Mistake No. 2 is the notion that private companies are itching to export B.C. power to the United States, a wildly off-base accusation. Again, the facts fall a little short of the conspiracy theory.
The minimum term of a contract - during which no exports are allowed at all - is 15 years. Companies would, in theory, be allowed to export power after that, but there's no indication anyone wants to. Transmission capacity is one issue, but even more important are the implacable demands of the balance sheet. High debt loads and risky price swings aren't a good match. Tellingly, the length of contracts has grown in the most recent bidding round, with most firms opting for a 30- or 40-year term, compared with a typical 20-year term in the previous round. Those aren't the actions of companies looking to hustle electricity out the back door.
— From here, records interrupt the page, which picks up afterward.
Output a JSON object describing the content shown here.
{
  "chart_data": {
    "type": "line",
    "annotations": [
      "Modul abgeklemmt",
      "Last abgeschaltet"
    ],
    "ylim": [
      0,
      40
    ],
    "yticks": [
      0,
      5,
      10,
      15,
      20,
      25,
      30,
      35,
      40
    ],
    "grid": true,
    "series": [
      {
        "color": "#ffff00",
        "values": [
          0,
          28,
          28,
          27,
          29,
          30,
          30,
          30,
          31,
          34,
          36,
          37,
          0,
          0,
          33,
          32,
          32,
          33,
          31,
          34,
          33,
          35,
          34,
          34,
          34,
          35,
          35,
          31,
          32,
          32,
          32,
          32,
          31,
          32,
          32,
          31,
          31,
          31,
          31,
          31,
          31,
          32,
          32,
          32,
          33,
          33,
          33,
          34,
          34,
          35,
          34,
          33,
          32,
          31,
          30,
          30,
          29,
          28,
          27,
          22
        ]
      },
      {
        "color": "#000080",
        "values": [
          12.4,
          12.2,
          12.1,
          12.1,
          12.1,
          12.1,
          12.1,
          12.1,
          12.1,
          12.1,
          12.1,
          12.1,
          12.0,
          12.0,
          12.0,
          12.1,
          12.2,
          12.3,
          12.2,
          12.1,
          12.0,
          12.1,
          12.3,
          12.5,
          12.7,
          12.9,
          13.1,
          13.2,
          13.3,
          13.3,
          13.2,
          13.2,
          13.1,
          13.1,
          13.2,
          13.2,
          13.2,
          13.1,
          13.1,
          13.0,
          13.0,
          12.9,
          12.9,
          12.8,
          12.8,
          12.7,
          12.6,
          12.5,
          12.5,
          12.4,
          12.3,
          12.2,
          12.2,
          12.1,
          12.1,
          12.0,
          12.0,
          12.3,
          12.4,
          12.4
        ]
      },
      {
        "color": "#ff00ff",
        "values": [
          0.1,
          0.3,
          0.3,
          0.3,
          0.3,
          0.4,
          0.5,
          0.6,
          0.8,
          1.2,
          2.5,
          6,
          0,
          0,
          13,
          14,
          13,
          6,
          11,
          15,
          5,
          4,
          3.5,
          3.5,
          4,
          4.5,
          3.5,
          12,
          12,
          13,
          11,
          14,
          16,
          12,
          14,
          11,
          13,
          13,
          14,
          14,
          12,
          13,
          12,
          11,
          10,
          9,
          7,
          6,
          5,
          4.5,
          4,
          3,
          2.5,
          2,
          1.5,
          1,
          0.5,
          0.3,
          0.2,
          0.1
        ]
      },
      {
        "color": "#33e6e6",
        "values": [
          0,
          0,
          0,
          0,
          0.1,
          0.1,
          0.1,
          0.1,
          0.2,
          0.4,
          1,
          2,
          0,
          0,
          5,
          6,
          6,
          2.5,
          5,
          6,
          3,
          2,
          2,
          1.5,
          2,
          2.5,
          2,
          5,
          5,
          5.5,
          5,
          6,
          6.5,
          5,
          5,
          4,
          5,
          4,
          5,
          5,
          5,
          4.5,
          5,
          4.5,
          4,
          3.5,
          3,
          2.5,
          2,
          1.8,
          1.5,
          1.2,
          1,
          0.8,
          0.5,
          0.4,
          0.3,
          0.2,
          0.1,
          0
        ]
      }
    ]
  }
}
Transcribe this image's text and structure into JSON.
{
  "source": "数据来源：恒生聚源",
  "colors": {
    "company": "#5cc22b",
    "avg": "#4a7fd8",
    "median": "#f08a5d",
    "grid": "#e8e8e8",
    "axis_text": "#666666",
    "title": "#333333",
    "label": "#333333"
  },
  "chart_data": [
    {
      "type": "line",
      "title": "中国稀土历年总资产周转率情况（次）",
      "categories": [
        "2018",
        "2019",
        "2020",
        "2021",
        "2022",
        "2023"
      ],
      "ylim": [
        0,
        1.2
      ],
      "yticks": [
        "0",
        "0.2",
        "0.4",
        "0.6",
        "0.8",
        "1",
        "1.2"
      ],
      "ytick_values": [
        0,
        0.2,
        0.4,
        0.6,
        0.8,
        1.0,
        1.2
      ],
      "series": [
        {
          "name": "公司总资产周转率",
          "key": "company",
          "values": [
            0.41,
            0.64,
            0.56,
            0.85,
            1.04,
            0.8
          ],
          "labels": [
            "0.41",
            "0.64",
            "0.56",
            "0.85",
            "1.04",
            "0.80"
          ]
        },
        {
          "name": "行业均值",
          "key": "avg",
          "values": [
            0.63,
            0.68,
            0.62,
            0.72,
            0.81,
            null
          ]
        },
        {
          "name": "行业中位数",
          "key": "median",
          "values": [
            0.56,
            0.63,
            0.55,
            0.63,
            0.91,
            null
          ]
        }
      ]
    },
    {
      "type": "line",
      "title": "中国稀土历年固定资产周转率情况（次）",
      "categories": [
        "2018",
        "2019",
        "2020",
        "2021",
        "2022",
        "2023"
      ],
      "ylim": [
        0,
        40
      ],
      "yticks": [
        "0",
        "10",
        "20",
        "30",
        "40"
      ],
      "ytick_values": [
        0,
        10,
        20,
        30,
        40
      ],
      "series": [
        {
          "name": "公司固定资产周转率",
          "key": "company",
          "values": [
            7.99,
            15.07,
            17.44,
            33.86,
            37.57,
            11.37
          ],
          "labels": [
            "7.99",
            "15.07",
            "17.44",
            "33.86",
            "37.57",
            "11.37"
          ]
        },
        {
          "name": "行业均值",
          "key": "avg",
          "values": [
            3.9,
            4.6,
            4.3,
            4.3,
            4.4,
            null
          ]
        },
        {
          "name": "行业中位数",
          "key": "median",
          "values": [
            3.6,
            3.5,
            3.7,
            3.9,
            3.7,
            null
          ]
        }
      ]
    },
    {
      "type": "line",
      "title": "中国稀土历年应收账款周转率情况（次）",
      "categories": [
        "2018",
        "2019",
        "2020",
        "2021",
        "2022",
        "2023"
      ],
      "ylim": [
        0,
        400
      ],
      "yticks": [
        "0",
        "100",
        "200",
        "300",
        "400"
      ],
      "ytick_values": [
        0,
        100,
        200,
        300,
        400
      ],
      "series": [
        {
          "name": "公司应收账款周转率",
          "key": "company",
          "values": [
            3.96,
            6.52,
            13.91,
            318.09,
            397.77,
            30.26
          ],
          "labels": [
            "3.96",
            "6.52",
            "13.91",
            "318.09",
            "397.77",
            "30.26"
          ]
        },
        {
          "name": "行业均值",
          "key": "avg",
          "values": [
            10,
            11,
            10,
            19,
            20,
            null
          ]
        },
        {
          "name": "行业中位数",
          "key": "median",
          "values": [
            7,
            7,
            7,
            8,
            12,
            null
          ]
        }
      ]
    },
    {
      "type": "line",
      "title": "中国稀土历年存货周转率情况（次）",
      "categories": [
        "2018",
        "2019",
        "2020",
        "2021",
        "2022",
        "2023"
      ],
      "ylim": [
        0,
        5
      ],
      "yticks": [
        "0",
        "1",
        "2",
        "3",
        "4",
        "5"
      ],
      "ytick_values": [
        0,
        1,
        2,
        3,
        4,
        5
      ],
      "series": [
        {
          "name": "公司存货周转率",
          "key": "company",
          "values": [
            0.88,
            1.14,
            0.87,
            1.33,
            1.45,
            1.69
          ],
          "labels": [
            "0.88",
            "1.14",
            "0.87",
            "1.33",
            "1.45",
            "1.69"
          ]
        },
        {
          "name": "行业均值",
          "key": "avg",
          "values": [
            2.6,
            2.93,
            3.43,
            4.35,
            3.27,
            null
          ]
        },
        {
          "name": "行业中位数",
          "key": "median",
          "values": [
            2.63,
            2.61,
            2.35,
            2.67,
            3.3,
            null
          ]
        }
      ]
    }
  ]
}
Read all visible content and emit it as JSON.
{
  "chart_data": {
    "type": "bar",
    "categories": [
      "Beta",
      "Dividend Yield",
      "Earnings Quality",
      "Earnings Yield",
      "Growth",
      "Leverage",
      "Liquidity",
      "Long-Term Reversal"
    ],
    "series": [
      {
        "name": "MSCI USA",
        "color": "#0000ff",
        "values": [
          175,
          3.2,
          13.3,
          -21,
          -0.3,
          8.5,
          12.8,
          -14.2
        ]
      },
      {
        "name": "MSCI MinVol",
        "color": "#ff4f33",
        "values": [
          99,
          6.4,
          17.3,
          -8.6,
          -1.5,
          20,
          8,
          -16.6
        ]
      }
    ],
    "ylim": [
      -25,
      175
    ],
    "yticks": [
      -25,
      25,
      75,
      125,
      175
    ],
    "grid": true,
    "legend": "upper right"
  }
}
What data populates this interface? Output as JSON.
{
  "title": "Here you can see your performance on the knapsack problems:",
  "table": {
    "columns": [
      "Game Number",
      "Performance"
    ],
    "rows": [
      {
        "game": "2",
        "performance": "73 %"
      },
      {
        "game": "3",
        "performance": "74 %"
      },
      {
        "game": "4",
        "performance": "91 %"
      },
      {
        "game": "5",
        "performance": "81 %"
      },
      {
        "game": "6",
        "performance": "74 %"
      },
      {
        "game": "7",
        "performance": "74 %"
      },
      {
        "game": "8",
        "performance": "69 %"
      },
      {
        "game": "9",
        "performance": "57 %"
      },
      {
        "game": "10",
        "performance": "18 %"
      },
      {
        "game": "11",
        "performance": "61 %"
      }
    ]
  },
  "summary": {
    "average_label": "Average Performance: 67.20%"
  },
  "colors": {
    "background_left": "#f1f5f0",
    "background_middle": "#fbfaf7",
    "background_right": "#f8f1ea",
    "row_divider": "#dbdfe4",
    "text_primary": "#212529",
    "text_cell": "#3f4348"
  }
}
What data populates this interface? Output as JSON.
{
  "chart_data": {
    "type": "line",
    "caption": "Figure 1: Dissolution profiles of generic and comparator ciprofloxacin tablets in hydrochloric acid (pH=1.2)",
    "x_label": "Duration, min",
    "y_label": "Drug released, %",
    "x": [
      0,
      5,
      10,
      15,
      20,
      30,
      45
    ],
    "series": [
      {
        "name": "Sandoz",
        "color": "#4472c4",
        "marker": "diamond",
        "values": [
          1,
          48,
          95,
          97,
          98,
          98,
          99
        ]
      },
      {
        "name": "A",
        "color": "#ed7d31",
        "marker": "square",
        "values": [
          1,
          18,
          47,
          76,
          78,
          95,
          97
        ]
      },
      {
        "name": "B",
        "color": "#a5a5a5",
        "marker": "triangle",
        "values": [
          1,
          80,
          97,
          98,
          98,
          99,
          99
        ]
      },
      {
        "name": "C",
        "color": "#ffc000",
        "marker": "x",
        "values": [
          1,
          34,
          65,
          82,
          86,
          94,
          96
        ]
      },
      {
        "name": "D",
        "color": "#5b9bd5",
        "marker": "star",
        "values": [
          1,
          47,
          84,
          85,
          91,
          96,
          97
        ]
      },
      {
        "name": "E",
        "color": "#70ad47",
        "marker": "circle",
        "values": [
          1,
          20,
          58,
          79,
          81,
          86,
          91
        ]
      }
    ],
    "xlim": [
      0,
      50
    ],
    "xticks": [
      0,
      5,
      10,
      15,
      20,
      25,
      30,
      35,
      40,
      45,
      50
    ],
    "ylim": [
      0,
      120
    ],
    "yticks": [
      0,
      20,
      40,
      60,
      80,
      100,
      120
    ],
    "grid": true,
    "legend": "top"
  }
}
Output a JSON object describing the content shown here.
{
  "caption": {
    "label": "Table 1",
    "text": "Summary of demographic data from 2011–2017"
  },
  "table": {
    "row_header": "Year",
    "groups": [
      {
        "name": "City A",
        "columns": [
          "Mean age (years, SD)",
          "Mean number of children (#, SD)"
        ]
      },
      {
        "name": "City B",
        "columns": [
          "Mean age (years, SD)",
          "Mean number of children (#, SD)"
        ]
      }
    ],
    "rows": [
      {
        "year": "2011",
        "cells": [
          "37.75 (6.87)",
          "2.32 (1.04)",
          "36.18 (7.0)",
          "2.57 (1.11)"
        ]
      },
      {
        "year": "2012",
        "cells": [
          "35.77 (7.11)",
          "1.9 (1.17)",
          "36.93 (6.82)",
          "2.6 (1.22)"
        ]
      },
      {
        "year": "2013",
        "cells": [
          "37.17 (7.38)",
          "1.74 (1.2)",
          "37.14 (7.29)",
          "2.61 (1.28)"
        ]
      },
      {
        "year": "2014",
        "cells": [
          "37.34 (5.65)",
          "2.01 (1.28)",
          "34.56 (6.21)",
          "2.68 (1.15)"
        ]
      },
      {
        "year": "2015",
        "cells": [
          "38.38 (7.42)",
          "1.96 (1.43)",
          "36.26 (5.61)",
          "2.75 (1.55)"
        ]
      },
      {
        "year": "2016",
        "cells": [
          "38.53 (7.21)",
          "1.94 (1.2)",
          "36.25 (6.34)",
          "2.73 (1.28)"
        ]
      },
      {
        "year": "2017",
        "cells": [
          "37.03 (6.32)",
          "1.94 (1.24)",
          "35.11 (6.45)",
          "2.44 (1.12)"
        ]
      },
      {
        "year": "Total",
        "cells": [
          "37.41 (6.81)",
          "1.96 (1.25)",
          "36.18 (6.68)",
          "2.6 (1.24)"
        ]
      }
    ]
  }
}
So, why the public furor in British Columbia over private power investment? Part of the explanation certainly has to do with the environmental effects of run-of-river projects, a legitimate enough point but one that skirts the hard question of what could take their place.
But there seems to be a wider objection, a latent hostility to the idea of any involvement of the private sector - particularly stunning since B.C. is taking a far more hands-on approach than laissez-faire Alberta. It's all very frustrating for Mr. McInnes, who says he can't understand the hostility to a limited role for business when there is such a pressing need for investment. "It's very two-faced, this debate. I don't know what the naysayers would have us do - live in a cave, or continue to rely on imported coal-fired power for God's sake."